Skill sets and certifications
IT personnel managing VMware-based infrastructure require an investment in recertification and retraining to operate workloads in the public cloud. Skilled IT and DevOps personnel are in short supply in the market.
Inconsistent application SLAs
Migrating workloads in a high-availability architecture while providing production-grade SLAs requires application-level architecture adjustments to enjoy the resiliency of public cloud services. For instance, migrating a virtual machine to an EC2 service in the cloud doesn’t make it highly available. On-premises resiliency mechanisms such as vSphere High Availability (HA) and Distributed Resource Scheduler (DRS) are unavailable on an EC2 service without making architecture adjustments.
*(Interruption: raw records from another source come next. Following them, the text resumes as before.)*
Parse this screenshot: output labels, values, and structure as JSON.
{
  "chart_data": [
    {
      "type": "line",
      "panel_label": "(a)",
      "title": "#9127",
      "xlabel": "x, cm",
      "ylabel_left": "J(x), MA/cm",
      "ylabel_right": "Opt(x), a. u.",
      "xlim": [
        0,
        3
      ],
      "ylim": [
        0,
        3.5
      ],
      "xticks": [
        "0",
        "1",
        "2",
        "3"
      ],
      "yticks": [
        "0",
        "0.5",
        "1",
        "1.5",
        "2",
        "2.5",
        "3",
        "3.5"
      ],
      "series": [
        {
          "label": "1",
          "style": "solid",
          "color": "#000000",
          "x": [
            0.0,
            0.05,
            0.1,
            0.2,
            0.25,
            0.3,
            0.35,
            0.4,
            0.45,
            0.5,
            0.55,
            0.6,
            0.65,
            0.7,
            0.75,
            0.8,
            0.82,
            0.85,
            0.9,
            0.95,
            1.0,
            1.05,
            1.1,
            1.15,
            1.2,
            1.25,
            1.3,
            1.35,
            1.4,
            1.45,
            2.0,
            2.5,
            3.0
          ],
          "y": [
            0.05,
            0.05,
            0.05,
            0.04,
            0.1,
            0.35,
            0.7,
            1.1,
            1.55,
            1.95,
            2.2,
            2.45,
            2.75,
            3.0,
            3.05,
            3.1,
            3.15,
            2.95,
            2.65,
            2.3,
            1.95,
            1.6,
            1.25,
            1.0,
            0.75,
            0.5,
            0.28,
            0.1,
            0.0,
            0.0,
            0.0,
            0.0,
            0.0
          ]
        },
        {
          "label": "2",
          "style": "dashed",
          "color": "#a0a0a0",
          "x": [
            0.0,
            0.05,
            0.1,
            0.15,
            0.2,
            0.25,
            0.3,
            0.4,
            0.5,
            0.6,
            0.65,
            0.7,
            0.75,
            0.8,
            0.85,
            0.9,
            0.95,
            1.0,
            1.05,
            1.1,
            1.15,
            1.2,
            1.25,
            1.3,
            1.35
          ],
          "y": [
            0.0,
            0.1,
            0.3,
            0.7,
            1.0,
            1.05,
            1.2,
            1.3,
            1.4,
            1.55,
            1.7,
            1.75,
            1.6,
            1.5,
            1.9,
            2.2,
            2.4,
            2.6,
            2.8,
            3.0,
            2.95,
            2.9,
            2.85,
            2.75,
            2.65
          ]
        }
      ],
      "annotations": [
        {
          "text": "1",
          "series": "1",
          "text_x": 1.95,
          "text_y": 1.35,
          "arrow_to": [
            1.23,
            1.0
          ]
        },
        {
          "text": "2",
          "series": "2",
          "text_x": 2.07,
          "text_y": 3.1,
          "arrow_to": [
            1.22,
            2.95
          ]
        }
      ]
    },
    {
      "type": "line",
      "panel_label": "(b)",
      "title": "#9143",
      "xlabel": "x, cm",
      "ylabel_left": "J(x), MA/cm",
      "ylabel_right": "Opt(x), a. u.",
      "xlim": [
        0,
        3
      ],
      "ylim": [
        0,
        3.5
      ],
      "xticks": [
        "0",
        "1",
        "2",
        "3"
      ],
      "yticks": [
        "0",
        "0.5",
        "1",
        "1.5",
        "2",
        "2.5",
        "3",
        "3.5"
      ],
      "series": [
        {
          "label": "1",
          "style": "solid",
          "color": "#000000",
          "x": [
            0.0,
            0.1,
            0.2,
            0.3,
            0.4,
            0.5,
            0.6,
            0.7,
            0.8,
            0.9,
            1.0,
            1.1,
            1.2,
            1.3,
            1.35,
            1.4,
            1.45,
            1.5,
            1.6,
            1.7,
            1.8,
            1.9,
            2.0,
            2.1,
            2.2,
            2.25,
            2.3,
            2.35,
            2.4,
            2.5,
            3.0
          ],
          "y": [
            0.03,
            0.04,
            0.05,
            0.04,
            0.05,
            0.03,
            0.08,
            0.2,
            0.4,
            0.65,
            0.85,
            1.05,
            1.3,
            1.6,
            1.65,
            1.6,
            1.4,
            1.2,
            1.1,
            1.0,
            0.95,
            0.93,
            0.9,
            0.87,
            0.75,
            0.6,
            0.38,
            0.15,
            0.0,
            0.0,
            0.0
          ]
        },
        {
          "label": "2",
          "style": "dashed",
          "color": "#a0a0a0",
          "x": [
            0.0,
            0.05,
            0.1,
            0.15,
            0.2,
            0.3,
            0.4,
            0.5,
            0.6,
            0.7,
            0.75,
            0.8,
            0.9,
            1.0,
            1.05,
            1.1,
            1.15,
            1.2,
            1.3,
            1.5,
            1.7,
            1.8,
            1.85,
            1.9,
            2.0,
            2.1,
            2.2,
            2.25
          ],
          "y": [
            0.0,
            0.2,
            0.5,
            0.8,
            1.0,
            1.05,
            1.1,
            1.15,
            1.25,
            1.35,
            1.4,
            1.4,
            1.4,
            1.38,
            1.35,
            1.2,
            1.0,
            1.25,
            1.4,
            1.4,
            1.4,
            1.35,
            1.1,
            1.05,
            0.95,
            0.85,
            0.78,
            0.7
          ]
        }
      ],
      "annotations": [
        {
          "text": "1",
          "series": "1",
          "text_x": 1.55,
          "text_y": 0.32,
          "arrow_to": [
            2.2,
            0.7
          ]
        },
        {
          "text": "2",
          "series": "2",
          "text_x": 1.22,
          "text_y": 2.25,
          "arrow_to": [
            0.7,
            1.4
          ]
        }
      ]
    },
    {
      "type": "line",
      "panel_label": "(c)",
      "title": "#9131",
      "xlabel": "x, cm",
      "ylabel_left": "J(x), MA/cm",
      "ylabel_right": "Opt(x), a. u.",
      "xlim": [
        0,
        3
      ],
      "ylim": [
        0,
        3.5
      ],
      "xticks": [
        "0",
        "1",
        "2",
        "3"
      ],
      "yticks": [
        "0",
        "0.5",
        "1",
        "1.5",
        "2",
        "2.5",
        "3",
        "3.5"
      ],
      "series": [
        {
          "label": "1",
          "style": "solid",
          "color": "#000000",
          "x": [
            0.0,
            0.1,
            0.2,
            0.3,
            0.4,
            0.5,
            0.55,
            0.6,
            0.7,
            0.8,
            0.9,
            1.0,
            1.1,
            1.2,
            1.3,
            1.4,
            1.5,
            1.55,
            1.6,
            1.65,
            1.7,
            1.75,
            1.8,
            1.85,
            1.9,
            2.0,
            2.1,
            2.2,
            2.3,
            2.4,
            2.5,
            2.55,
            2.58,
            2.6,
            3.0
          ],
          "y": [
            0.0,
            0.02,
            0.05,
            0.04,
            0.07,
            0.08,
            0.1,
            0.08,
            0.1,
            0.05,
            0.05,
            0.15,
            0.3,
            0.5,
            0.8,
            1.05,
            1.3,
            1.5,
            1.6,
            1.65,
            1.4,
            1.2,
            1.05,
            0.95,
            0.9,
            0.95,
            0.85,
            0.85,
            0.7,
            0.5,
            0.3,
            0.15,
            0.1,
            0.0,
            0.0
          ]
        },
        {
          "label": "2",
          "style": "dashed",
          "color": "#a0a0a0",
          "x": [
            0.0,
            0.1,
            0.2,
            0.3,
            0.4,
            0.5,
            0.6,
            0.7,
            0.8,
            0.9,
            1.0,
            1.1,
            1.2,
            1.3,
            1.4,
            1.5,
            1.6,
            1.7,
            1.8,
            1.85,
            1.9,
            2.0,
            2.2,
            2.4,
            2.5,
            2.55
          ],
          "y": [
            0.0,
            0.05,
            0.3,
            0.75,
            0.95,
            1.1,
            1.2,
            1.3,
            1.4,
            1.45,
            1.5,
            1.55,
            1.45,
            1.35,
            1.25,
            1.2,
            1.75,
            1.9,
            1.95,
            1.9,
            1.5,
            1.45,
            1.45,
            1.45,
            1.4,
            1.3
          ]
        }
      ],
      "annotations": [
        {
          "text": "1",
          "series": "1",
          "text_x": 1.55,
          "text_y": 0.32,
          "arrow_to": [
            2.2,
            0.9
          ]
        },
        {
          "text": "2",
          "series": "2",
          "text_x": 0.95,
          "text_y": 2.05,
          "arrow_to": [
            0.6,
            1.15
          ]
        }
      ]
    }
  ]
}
Incompatible machine formats
Migration requires a manual conversion for each virtual machine, which includes the hypervisor format, operating system disks, and networking IP address configurations. This process takes into account unsupported configurations in the cloud, especially for legacy end-of-life and 32-bit operating systems. Additionally, the format conversion problem creates a vendor lock-in challenge.
Customers not considering those challenges in advance may experience a decrease in the developer’s agility instead of an increase, an increase in the risk of the project instead of a decrease, and an increase in costs instead of a decrease.
VMware Cloud on AWS was designed to address all of those challenges of the hybrid cloud deployment model.